Botswana Wildlife 2013 Trip Report

By John Shaw on Oct 22, 2013

Botswana is a fantastic African safari destination which should be on every wildlife photographer’s “must do” list. I led a small group there this September, and am planning a return trip as soon as possible. Botswana is about the size of Texas, and has one of the few unspoiled wilderness areas in Africa. Combine exceptional wildlife encounters with small upscale lodging (which means a very low number of tourists in most parks and preserves) and you can start to understand why I’m so high on Botswana.

Our safari group met in Johannesburg. You can’t fly into Botswana directly from the US or from Europe, so starting in Jo’burg is the best answer. Plus, this gives you a bit of relaxation after the long flights and a chance to adjust to any time change. The next morning it was only a short flight to Maun, Botswana’s fifth largest city, which lies on the southern edge of the Okavango Delta. Once we cleared customs, we were back in the air, this time in our privately-chartered aircraft to our first destination, Camp Moremi in the Moremi Game Reserve.
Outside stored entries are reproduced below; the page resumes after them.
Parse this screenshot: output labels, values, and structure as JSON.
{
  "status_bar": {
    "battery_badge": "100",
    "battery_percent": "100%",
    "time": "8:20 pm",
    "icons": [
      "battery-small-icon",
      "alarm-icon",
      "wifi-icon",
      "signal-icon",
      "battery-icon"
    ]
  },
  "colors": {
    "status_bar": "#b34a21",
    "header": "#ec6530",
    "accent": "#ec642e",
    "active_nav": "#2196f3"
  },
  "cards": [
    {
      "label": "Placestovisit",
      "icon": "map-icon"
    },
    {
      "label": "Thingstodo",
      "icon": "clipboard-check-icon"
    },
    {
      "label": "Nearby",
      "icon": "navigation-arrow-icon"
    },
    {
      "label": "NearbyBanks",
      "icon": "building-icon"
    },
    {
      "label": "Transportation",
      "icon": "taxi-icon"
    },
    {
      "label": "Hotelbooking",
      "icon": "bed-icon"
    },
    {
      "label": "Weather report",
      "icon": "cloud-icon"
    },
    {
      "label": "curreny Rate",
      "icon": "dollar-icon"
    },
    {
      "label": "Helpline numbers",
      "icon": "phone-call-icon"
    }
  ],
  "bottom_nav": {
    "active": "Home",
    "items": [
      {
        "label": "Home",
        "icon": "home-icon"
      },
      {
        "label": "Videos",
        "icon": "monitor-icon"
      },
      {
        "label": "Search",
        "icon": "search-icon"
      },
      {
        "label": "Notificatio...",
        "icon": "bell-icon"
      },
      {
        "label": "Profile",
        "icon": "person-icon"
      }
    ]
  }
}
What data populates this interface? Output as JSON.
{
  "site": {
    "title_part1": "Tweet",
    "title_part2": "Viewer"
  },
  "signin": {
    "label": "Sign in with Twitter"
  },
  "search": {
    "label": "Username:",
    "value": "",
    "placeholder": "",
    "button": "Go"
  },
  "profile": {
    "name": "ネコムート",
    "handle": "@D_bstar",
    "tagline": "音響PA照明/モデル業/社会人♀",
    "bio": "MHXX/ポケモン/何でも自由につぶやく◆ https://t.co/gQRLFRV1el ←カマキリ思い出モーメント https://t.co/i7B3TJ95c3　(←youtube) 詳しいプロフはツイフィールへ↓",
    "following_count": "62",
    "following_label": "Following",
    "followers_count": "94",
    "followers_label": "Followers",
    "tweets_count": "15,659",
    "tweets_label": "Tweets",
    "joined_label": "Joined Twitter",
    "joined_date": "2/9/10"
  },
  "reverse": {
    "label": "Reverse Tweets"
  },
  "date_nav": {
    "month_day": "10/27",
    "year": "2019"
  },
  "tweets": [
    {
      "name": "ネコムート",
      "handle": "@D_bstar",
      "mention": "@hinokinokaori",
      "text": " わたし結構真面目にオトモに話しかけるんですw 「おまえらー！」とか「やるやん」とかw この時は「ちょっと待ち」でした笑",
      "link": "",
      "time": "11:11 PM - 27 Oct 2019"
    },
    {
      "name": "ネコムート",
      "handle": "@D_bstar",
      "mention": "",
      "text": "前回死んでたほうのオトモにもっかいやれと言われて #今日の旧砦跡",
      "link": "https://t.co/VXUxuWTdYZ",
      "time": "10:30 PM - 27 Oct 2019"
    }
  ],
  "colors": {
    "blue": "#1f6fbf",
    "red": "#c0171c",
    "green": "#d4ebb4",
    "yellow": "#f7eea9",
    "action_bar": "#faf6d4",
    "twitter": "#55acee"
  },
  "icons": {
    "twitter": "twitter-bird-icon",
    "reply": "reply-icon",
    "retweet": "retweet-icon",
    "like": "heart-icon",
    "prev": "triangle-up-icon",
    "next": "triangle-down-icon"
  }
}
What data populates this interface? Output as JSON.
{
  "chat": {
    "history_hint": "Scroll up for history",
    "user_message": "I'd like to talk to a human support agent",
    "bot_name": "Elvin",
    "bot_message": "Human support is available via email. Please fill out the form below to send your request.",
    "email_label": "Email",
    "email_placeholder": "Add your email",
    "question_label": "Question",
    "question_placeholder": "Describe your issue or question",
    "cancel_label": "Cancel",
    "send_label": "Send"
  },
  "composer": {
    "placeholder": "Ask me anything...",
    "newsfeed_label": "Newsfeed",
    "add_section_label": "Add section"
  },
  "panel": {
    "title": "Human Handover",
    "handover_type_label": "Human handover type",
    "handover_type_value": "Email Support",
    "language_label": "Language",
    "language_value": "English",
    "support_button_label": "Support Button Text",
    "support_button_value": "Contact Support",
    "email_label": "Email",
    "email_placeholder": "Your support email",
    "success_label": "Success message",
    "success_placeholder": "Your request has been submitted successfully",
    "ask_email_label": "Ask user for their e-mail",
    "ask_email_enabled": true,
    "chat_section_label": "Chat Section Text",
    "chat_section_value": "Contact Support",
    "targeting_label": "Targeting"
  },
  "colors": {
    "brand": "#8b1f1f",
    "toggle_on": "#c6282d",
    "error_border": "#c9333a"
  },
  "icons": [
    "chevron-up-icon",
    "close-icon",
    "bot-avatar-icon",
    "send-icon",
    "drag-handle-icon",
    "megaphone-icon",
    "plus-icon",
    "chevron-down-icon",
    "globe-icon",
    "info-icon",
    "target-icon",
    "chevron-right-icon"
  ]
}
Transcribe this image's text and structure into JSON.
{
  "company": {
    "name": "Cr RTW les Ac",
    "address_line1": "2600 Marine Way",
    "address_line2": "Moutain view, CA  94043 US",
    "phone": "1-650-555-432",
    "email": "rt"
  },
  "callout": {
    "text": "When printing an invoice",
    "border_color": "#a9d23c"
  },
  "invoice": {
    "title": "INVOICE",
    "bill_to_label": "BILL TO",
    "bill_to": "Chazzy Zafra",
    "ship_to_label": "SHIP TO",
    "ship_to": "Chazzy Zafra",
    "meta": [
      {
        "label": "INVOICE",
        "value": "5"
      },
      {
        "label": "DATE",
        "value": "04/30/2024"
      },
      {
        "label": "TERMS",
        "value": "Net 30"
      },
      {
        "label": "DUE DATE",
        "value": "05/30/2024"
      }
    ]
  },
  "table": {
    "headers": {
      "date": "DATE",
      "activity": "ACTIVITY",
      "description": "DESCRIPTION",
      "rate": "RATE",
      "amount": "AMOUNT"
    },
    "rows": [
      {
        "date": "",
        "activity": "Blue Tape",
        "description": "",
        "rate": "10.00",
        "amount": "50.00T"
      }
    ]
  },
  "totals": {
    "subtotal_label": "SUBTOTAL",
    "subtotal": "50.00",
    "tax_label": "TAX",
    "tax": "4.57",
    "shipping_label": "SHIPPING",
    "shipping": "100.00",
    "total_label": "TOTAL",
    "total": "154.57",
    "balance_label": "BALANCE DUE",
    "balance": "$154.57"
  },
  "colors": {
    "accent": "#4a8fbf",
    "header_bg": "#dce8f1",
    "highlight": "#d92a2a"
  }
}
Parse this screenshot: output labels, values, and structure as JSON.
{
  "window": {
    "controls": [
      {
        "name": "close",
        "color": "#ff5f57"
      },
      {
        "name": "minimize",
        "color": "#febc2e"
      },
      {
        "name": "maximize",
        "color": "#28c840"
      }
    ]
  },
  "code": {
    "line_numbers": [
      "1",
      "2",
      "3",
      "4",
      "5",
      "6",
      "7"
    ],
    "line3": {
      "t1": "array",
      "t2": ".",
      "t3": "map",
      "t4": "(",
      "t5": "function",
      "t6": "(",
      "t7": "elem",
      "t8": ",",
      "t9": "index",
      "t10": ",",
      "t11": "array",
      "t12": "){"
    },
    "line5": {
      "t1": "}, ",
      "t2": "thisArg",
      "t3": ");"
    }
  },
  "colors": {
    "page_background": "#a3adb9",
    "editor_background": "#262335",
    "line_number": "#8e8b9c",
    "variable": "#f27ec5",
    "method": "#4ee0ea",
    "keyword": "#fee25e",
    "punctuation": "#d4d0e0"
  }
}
Camp Moremi, like many of the lodges in Botswana, is a small camp, accommodating only 22 guests in individual luxury “tents” (”villas” might be a better description). On our very first game drive, the very first photo subject we found was a leopard. Now that’s the way to start a photo safari! We stayed with the leopard until dark, then returned to camp and dinner. Over the next two days we photographed elephants, lions, fish eagles, greater kudu and many other subjects. Botswana’s wildlife has not suffered as much from poaching and exploitation as in some other African countries, so it is plentiful. And a major joy of a Botswana safari is the low number of tourists and safari vehicles. During our time at Moremi, I don’t remember ever being in a photographic situation with another vehicle working the same subject.

Then on to Savute Safari Lodge, located within Chobe National Park and operated by the same company that runs Camp Moremi. Without a doubt, if I had to name my favorite lodge where I’ve ever stayed in Africa, it would be Savute. Yes, it has luxury lodging, and, yes, the food is great. But what makes Savute stand out is the wildlife, including the wildlife right around camp. The dining area is built overlooking a water hole, filled by both natural water and a borehole, where the elephants come to drink. I don’t believe there was ever a time during our stay, day or night, when there were no elephants at the water hole. During one evening meal, the number was astounding. I started counting how many elephants were directly in front of us, and gave up when I reached 125—with even more elephants coming in. The very next morning, as we walked from our tents to our early breakfast, we noticed fresh leopard tracks along the path. Savute also gave us the opportunity to photograph a group of endangered African wild dogs; in fact, Botswana has the largest remaining population of these animals.

Our third stop in Botswana was at the Mowana Safari Lodge on the banks of the Chobe River. We used a boat specially designed for photographers to work the birds and mammals along the river, allowing for an eye-to-eye perspective. While our plans were to do both morning and evening cruises, there was a unique surprise one day. The owners of the boating operation have recently constructed an “elephant bunker” at a water hole, allowing ground level photography. Were we interested in an afternoon shoot? Well, of course, we jumped at the chance!

Victoria Falls was our final destination. We crossed into Zimbabwe, headed to a small camp on a private concession bounded by the Zambezi river gorges. Victoria Falls can be photographed from the Zambia side (the side of the actual falls) or the Zimbabwe side (facing the falls) and we did both, spending a day on each side. Then it was time to depart, back to Johannesburg and the long flights home.